Make a shortest-path graph by identifying sink (target) nodes and visualizing distance to them

Parameters:
  • col (str) – Column to color nodes by - from the raw data

  • group_number (int) – graph connected component number to subset the visualization to For example, just show component 1 and not the entire graph

  • aggregation_func (np.<function>, defaults to calculating mean) –

    method by which to aggregate values within a node for coloring
    • color node by the median value or by the sum of values

    for example supports all numpy aggregation functions such as np.mean, np.median, np.sum, etc

  • top (bool, default True) – Whether to select the top n percentage or the bottom n percentage of nodes as target/sink nodes NOTE: corresponds to the percentage param

  • percentage (float) – The n-th percentage of nodes to select as sinks/targets NOTE: corresponds to the top param

  • labels (bool, False) – Add text labeling target nodes and which sink is closet to non-targets

  • k (float, default 0.12) – value from 0-1, determines optimal distance between nodes setting nx.spring_layout positions

  • seed (int, default 12) – Random state for deterministic node layouts, defaulted so graph representations are reproducible setting nx.spring_layout positions

  • node_size_multiple (int, 10) – change the node sizing

  • path_labels (bool, default False) – add labels to the nodes indicating target nodes, and the target that each node is closest to.

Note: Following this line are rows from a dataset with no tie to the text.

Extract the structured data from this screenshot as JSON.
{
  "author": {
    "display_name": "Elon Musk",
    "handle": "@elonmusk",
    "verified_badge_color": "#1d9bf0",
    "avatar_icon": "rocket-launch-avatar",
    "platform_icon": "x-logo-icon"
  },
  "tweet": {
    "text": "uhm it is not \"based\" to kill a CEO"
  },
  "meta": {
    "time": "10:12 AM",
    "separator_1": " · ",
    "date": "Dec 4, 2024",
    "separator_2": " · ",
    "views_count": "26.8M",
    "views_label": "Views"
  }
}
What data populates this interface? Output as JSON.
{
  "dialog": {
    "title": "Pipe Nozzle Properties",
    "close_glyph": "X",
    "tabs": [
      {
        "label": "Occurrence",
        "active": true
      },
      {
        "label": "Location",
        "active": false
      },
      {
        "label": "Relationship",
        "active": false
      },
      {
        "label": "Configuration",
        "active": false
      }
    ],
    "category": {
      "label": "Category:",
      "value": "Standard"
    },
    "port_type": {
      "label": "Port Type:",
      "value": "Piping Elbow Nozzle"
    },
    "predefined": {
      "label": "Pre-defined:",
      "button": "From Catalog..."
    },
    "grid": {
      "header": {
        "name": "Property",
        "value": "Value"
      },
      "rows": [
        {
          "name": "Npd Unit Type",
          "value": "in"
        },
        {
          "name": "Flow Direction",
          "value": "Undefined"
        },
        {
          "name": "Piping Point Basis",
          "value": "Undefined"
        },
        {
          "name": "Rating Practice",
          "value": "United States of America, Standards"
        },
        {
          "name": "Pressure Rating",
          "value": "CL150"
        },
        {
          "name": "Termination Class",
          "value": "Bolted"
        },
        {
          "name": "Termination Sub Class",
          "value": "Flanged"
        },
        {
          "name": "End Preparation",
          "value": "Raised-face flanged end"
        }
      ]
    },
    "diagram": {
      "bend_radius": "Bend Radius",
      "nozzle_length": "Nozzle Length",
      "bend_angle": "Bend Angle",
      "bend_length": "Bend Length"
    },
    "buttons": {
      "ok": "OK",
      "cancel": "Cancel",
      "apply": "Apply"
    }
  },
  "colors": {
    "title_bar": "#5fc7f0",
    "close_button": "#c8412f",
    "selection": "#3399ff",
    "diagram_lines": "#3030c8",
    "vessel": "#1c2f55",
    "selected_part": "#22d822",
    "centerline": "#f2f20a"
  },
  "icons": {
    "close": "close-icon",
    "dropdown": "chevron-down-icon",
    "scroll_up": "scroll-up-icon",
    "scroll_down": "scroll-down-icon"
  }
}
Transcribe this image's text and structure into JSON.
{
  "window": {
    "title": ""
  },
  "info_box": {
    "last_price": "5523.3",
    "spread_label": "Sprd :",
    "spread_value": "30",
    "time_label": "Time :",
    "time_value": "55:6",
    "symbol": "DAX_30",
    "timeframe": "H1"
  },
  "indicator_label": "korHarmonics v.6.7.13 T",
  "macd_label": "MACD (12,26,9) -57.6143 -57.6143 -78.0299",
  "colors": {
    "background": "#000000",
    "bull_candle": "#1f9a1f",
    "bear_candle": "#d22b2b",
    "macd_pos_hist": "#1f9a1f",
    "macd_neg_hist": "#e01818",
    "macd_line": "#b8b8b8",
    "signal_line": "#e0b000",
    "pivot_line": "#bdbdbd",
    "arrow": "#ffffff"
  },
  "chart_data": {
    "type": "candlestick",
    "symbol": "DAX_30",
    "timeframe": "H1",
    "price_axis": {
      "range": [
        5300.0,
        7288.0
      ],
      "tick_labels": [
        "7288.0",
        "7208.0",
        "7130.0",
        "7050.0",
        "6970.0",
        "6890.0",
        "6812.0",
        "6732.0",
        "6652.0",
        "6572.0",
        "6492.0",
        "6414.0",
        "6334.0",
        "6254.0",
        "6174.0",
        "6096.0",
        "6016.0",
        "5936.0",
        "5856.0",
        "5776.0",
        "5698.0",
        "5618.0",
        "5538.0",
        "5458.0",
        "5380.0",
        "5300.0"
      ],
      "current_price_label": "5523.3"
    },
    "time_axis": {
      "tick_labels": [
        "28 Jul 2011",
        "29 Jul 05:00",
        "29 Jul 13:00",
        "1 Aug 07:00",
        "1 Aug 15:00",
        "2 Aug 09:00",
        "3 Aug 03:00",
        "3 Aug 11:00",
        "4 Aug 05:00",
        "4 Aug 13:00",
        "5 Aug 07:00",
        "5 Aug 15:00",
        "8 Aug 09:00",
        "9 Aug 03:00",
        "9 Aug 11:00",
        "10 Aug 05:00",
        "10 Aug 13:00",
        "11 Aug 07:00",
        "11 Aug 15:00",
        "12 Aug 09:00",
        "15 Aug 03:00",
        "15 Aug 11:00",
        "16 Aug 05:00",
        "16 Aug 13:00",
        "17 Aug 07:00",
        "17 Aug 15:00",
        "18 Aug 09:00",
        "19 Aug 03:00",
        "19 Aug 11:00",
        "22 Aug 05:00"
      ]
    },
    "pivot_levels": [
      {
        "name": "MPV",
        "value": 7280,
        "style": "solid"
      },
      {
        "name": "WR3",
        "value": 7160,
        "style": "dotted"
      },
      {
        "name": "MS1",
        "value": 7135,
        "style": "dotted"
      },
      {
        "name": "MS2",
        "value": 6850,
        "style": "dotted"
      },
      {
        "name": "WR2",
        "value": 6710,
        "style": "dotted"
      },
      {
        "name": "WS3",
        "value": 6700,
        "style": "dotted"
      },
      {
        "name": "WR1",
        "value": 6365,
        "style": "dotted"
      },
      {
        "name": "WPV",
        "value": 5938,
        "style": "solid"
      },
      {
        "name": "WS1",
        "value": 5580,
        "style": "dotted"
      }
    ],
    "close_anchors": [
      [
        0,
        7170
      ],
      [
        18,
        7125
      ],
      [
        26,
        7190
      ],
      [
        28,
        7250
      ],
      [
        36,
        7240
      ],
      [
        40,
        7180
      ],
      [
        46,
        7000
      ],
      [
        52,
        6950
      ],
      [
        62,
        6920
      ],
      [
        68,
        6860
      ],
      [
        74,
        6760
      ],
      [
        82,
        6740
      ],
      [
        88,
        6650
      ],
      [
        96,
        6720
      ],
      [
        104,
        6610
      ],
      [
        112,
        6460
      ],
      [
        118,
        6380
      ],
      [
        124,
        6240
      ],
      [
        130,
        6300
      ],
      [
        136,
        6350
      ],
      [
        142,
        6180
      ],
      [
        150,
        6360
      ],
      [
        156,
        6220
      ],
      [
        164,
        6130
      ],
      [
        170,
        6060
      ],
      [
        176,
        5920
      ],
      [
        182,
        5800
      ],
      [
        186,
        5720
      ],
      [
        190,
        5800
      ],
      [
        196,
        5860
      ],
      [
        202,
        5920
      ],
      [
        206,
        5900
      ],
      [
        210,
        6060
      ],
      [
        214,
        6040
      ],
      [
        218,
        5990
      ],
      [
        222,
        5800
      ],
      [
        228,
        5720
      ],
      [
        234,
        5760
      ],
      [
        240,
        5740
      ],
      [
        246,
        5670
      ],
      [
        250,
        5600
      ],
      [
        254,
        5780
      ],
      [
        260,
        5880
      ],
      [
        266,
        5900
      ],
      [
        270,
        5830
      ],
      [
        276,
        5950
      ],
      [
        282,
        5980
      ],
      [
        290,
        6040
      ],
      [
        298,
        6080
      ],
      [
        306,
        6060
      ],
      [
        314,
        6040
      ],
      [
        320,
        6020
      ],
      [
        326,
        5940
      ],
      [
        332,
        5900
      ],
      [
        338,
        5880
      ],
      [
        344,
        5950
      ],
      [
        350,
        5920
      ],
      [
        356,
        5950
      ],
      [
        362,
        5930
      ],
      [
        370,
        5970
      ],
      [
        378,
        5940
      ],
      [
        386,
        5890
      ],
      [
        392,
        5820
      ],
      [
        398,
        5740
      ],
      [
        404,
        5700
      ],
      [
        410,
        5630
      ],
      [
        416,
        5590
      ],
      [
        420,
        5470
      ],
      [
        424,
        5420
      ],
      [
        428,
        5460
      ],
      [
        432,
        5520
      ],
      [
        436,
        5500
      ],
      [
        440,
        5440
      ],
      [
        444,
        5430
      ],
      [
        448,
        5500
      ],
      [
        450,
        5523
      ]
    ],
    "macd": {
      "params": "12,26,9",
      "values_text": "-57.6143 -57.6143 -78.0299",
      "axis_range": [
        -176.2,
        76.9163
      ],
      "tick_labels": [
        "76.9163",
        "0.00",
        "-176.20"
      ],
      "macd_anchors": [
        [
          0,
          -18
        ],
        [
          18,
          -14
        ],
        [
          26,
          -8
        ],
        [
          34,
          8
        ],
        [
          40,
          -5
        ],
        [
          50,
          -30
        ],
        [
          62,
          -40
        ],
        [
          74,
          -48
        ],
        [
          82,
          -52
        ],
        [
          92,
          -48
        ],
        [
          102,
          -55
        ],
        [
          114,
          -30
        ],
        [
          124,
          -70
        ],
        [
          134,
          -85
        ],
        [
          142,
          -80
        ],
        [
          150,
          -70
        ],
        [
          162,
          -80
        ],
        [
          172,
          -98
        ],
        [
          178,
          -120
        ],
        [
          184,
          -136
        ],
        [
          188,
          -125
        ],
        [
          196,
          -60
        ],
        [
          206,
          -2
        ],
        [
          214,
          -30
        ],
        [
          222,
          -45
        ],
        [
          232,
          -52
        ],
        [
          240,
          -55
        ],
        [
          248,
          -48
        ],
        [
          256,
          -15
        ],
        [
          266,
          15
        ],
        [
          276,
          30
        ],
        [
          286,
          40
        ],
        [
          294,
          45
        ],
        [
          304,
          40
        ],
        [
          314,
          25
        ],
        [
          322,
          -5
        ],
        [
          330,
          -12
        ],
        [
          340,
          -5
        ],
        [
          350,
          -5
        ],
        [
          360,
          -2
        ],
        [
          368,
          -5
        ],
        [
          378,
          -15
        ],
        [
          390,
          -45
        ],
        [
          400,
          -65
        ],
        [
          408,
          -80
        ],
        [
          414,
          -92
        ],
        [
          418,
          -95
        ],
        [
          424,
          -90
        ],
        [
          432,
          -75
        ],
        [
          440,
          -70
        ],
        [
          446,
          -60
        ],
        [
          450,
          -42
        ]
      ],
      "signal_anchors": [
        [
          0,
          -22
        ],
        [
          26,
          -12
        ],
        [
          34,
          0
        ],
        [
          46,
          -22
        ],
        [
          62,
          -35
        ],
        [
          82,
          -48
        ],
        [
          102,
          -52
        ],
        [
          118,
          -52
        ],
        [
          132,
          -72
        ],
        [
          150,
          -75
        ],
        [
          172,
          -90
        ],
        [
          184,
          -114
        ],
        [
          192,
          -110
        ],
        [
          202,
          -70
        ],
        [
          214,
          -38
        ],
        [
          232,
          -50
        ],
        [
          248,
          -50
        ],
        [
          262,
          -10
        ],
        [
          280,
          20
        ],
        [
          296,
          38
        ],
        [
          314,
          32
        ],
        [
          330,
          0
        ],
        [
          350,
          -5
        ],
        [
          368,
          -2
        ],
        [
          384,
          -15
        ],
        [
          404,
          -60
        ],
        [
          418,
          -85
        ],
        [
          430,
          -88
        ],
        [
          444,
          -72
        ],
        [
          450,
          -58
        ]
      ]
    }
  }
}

  • node_labels (bool, default False) – add labels to the nodes, showing their node IDs for getting node-level data.

makeSankey(score_function, dropUnclustered: bool = True, title_text: str = None)[source]

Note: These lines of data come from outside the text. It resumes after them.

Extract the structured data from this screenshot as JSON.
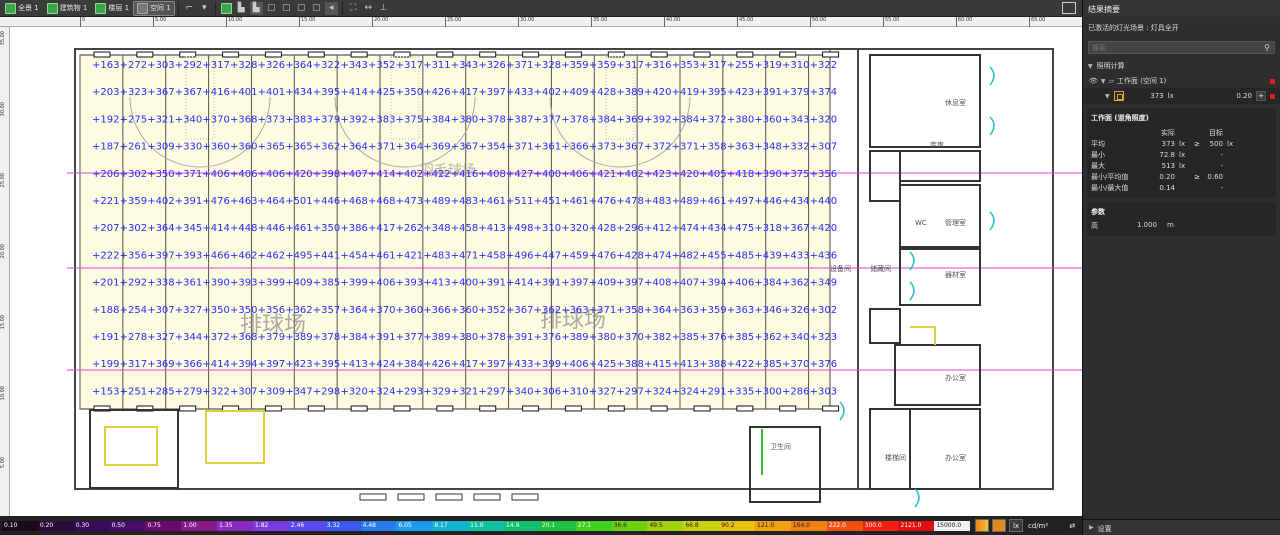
{
  "toolbar": {
    "items": [
      {
        "label": "全景 1",
        "icon": "scene-icon"
      },
      {
        "label": "建筑物 1",
        "icon": "building-icon"
      },
      {
        "label": "楼层 1",
        "icon": "floor-icon"
      },
      {
        "label": "空间 1",
        "icon": "room-icon"
      }
    ]
  },
  "rulers": {
    "top": [
      "0",
      "5.00",
      "10.00",
      "15.00",
      "20.00",
      "25.00",
      "30.00",
      "35.00",
      "40.00",
      "45.00",
      "50.00",
      "55.00",
      "60.00",
      "65.00",
      "70.00"
    ],
    "left": [
      "35.00",
      "30.00",
      "25.00",
      "20.00",
      "15.00",
      "10.00",
      "5.00",
      "0"
    ]
  },
  "floorplan": {
    "court_labels": [
      "排球场",
      "排球场"
    ],
    "top_label": "羽毛球场",
    "rooms": [
      "休息室",
      "WC",
      "管理室",
      "器材室",
      "设备间",
      "储藏间",
      "办公室",
      "楼梯间",
      "办公室",
      "库房",
      "卫生间"
    ],
    "grid_values": [
      [
        163,
        272,
        303,
        292,
        317,
        328,
        326,
        364,
        322,
        343,
        352,
        317,
        311,
        343,
        326,
        371,
        328,
        359,
        359,
        317,
        316,
        353,
        317,
        255,
        319,
        310,
        322
      ],
      [
        203,
        323,
        367,
        367,
        416,
        401,
        401,
        434,
        395,
        414,
        425,
        350,
        426,
        417,
        397,
        433,
        402,
        409,
        428,
        389,
        420,
        419,
        395,
        423,
        391,
        379,
        374
      ],
      [
        192,
        275,
        321,
        340,
        370,
        368,
        373,
        383,
        379,
        392,
        383,
        375,
        384,
        380,
        378,
        387,
        377,
        378,
        384,
        369,
        392,
        384,
        372,
        380,
        360,
        343,
        320
      ],
      [
        187,
        261,
        309,
        330,
        360,
        360,
        365,
        365,
        362,
        364,
        371,
        364,
        369,
        367,
        354,
        371,
        361,
        366,
        373,
        367,
        372,
        371,
        358,
        363,
        348,
        332,
        307
      ],
      [
        206,
        302,
        350,
        371,
        406,
        406,
        406,
        420,
        398,
        407,
        414,
        402,
        422,
        416,
        408,
        427,
        400,
        406,
        421,
        402,
        423,
        420,
        405,
        418,
        390,
        375,
        356
      ],
      [
        221,
        359,
        402,
        391,
        476,
        463,
        464,
        501,
        446,
        468,
        468,
        473,
        489,
        483,
        461,
        511,
        451,
        461,
        476,
        478,
        483,
        489,
        461,
        497,
        446,
        434,
        440
      ],
      [
        207,
        302,
        364,
        345,
        414,
        448,
        446,
        461,
        350,
        386,
        417,
        262,
        348,
        458,
        413,
        498,
        310,
        320,
        428,
        296,
        412,
        474,
        434,
        475,
        318,
        367,
        420
      ],
      [
        222,
        356,
        397,
        393,
        466,
        462,
        462,
        495,
        441,
        454,
        461,
        421,
        483,
        471,
        458,
        496,
        447,
        459,
        476,
        428,
        474,
        482,
        455,
        485,
        439,
        433,
        436
      ],
      [
        201,
        292,
        338,
        361,
        390,
        393,
        399,
        409,
        385,
        399,
        406,
        393,
        413,
        400,
        391,
        414,
        391,
        397,
        409,
        397,
        408,
        407,
        394,
        406,
        384,
        362,
        349
      ],
      [
        188,
        254,
        307,
        327,
        350,
        350,
        356,
        362,
        357,
        364,
        370,
        360,
        366,
        360,
        352,
        367,
        362,
        363,
        371,
        358,
        364,
        363,
        359,
        363,
        346,
        326,
        302
      ],
      [
        191,
        278,
        327,
        344,
        372,
        368,
        379,
        389,
        378,
        384,
        391,
        377,
        389,
        380,
        378,
        391,
        376,
        389,
        380,
        370,
        382,
        385,
        376,
        385,
        362,
        340,
        323
      ],
      [
        199,
        317,
        369,
        366,
        414,
        394,
        397,
        423,
        395,
        413,
        424,
        384,
        426,
        417,
        397,
        433,
        399,
        406,
        425,
        388,
        415,
        413,
        388,
        422,
        385,
        370,
        376
      ],
      [
        153,
        251,
        285,
        279,
        322,
        307,
        309,
        347,
        298,
        320,
        324,
        293,
        329,
        321,
        297,
        340,
        306,
        310,
        327,
        297,
        324,
        324,
        291,
        335,
        300,
        286,
        303
      ]
    ]
  },
  "legend": {
    "values": [
      "0.10",
      "0.20",
      "0.30",
      "0.50",
      "0.75",
      "1.00",
      "1.35",
      "1.82",
      "2.46",
      "3.32",
      "4.48",
      "6.05",
      "8.17",
      "11.0",
      "14.9",
      "20.1",
      "27.1",
      "36.6",
      "49.5",
      "66.8",
      "90.2",
      "121.0",
      "164.0",
      "222.0",
      "300.0",
      "2121.0",
      "15000.0"
    ],
    "colors": [
      "#1a0a1a",
      "#2a0a3a",
      "#3a0a5a",
      "#4a0a6a",
      "#6a0a6a",
      "#8a1a8a",
      "#8a2ac0",
      "#7a3ae0",
      "#5a4af0",
      "#3a5af0",
      "#2a7af0",
      "#1a9af0",
      "#10b0d0",
      "#10c0a0",
      "#10c070",
      "#20c040",
      "#40d020",
      "#70d010",
      "#a0d010",
      "#c8d010",
      "#e8c010",
      "#f0a010",
      "#f08010",
      "#f05010",
      "#f02010",
      "#e01010",
      "#f0f0f0"
    ],
    "unit_lx": "lx",
    "unit_cd": "cd/m²"
  },
  "panel": {
    "title": "结果摘要",
    "scene": "已激活的灯光场景 : 灯具全开",
    "search_placeholder": "搜索",
    "calc_section": "照明计算",
    "workplane": "工作面 (空间 1)",
    "wp_value": "373",
    "wp_unit": "lx",
    "wp_ratio": "0.20",
    "table": {
      "title": "工作面 (道角照度)",
      "col_actual": "实际",
      "col_target": "目标",
      "rows": [
        {
          "label": "平均",
          "value": "373",
          "unit": "lx",
          "cmp": "≥",
          "target": "500",
          "tunit": "lx"
        },
        {
          "label": "最小",
          "value": "72.8",
          "unit": "lx",
          "cmp": "",
          "target": "-",
          "tunit": ""
        },
        {
          "label": "最大",
          "value": "513",
          "unit": "lx",
          "cmp": "",
          "target": "-",
          "tunit": ""
        },
        {
          "label": "最小/平均值",
          "value": "0.20",
          "unit": "",
          "cmp": "≥",
          "target": "0.60",
          "tunit": ""
        },
        {
          "label": "最小/最大值",
          "value": "0.14",
          "unit": "",
          "cmp": "",
          "target": "-",
          "tunit": ""
        }
      ]
    },
    "params": {
      "title": "参数",
      "label": "高",
      "value": "1.000",
      "unit": "m"
    },
    "settings": "设置"
  },
  "colors": {
    "grid_text": "#2a2aff",
    "court_fill": "#fcfce0",
    "magenta": "#e040e0",
    "panel_bg": "#2e2e2e"
  }
}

Creates a Sankey Diagram based on the score function.

Parameters:

score_function (function, pd:DataFrame -> List) – score_function must take in a dataframe and return a classification (categorical) of elements.

Example

Assuming data has columns “height” and “age” columns, one could define a score function as follows:

``` def my_score_function(df):

scores = 0.5 * df[‘height’] + 2 * df[‘age’] labels = [‘high’ if score > 20 else ‘low’ for score in scores] return labels

```

property pos

Get the position of the telescope.

Returns:

The position of the telescope.

Return type:

numpy.ndarray

Notes

This member variable ensures that graph layouts are held constant when viewing graphs, groups/components, and path graphs. It is updated when updating seed and k in the makeGraph() and makePathGraph() functions.